Florida had 2 players overall on the first and second teams, including DE Brenton Cox on the second team. A school that likes to think of itself as a top-10 program, had 2 players among the 44 top players in the SEC — one who just transferred into the program.

“You’re always a work in progress, whether it’s Year 1 or Year 10,” Napier said. “I think they understand maybe why there’s a struggle. But I love a challenge, and this is a challenge.”

You want a challenge? How about taking a job with elite expectations, and replacing 34 players from the previous season — players who either left for the NFL, graduated or left the team for any other reason. Thirty-four players.

Then there’s a new offense and defense to learn, and a roster that’s well under the 85-man scholarship limit. And the entire thing rests on the right arm (and legs) of Richardson, a dynamic, dual-threat quarterback who flashed last season but still finished with paltry numbers (6 TDs, 5 INTs).

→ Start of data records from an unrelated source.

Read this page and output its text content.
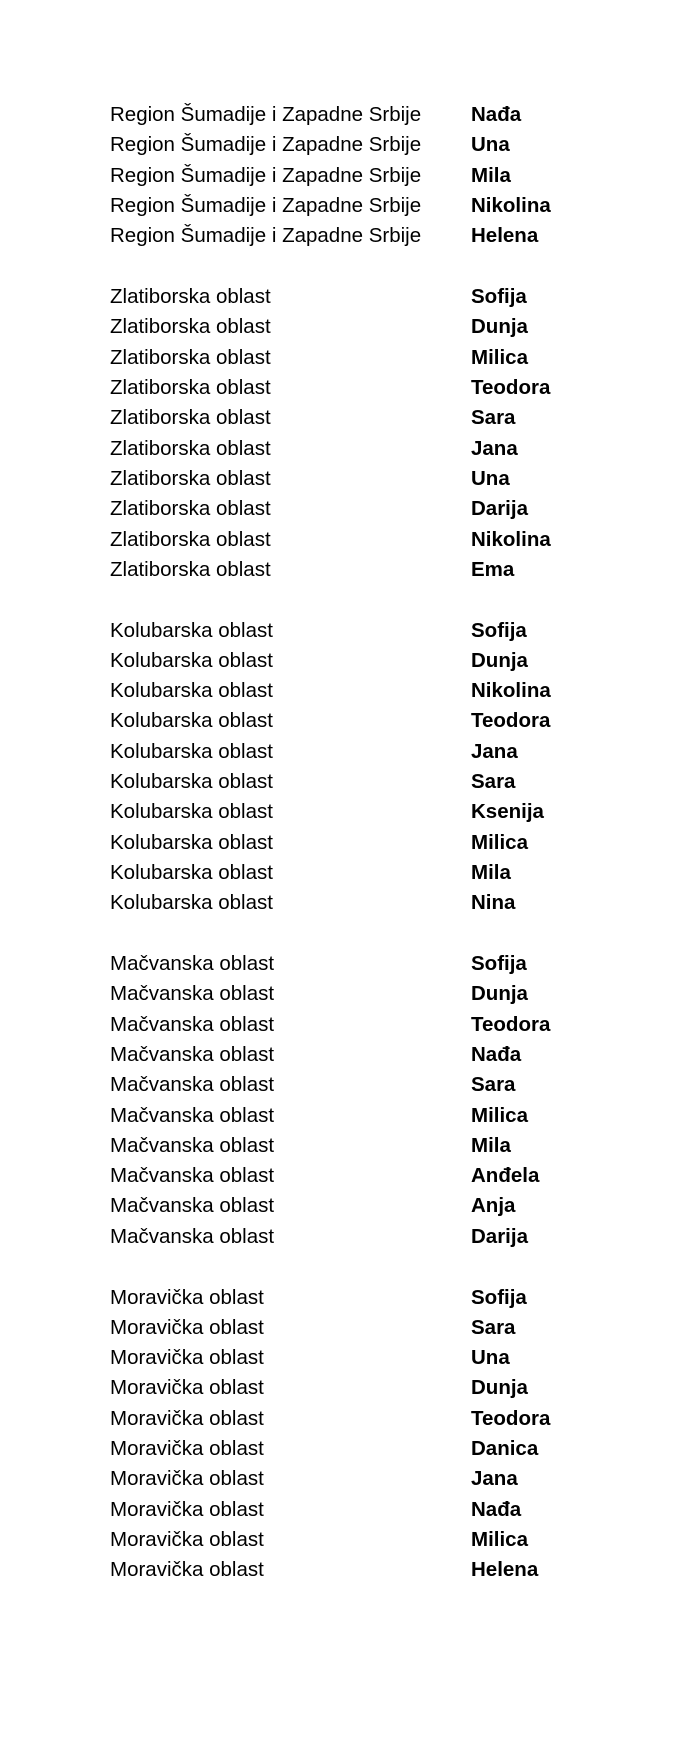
Region Šumadije i Zapadne Srbije	Nađa
Region Šumadije i Zapadne Srbije	Una
Region Šumadije i Zapadne Srbije	Mila
Region Šumadije i Zapadne Srbije	Nikolina
Region Šumadije i Zapadne Srbije	Helena
Zlatiborska oblast	Sofija
Zlatiborska oblast	Dunja
Zlatiborska oblast	Milica
Zlatiborska oblast	Teodora
Zlatiborska oblast	Sara
Zlatiborska oblast	Jana
Zlatiborska oblast	Una
Zlatiborska oblast	Darija
Zlatiborska oblast	Nikolina
Zlatiborska oblast	Ema
Kolubarska oblast	Sofija
Kolubarska oblast	Dunja
Kolubarska oblast	Nikolina
Kolubarska oblast	Teodora
Kolubarska oblast	Jana
Kolubarska oblast	Sara
Kolubarska oblast	Ksenija
Kolubarska oblast	Milica
Kolubarska oblast	Mila
Kolubarska oblast	Nina
Mačvanska oblast	Sofija
Mačvanska oblast	Dunja
Mačvanska oblast	Teodora
Mačvanska oblast	Nađa
Mačvanska oblast	Sara
Mačvanska oblast	Milica
Mačvanska oblast	Mila
Mačvanska oblast	Anđela
Mačvanska oblast	Anja
Mačvanska oblast	Darija
Moravička oblast	Sofija
Moravička oblast	Sara
Moravička oblast	Una
Moravička oblast	Dunja
Moravička oblast	Teodora
Moravička oblast	Danica
Moravička oblast	Jana
Moravička oblast	Nađa
Moravička oblast	Milica
Moravička oblast	Helena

Want to know why Florida fans are panicking this offseason? It’s not so much recruiting — Napier is working on a top-10 class for 2023 — it’s the reality quickly coming into focus that this is a heavy lift.

Recruiting failures of the past have left the program extremely thin at critical spots on the roster. No legitimate No. 1 and no deep speed at receiver, no size and disruption along the defensive front, and a potentially disastrous quarterback situation that depends on a uber-talented player with a history of injuries to stay healthy.

How’s that for a red flag?

“I know I’m being challenged. I accept the challenge,” Richardson said. “This is what playing for the Gators, playing in the SEC, is all about. At some point, every player is put in this position. Now we’re all in it. So how do you respond?”

They begin fall camp Thursday in Gainesville, and later this month will open an $85 million, 140,000 square feet football performance center that will rival anything at the college or professional level.

They’ve spent millions on the infrastructure around the program, with Napier making more than 40 hires in his first 7 months on the job. A majority of those hires, one way or another, are directly related to recruiting players and delivering a unique experience on and off the field.

Napier knows what wins games. So did the three coaches before him who were fired because they either couldn’t develop an offense (Will Muschamp), or couldn’t recruit and didn’t get along with others (Jim McElwain, Mullen).

Muschamp, like Napier, molded the Florida program after Nick Saban’s famed Process. So did McElwain. Mullen acted like Urban Meyer, but forgot the critical Meyer credo: recruiting is like shaving.

Napier is shaving every day — the first step in a long road back to building a healthy, sustainable SEC program.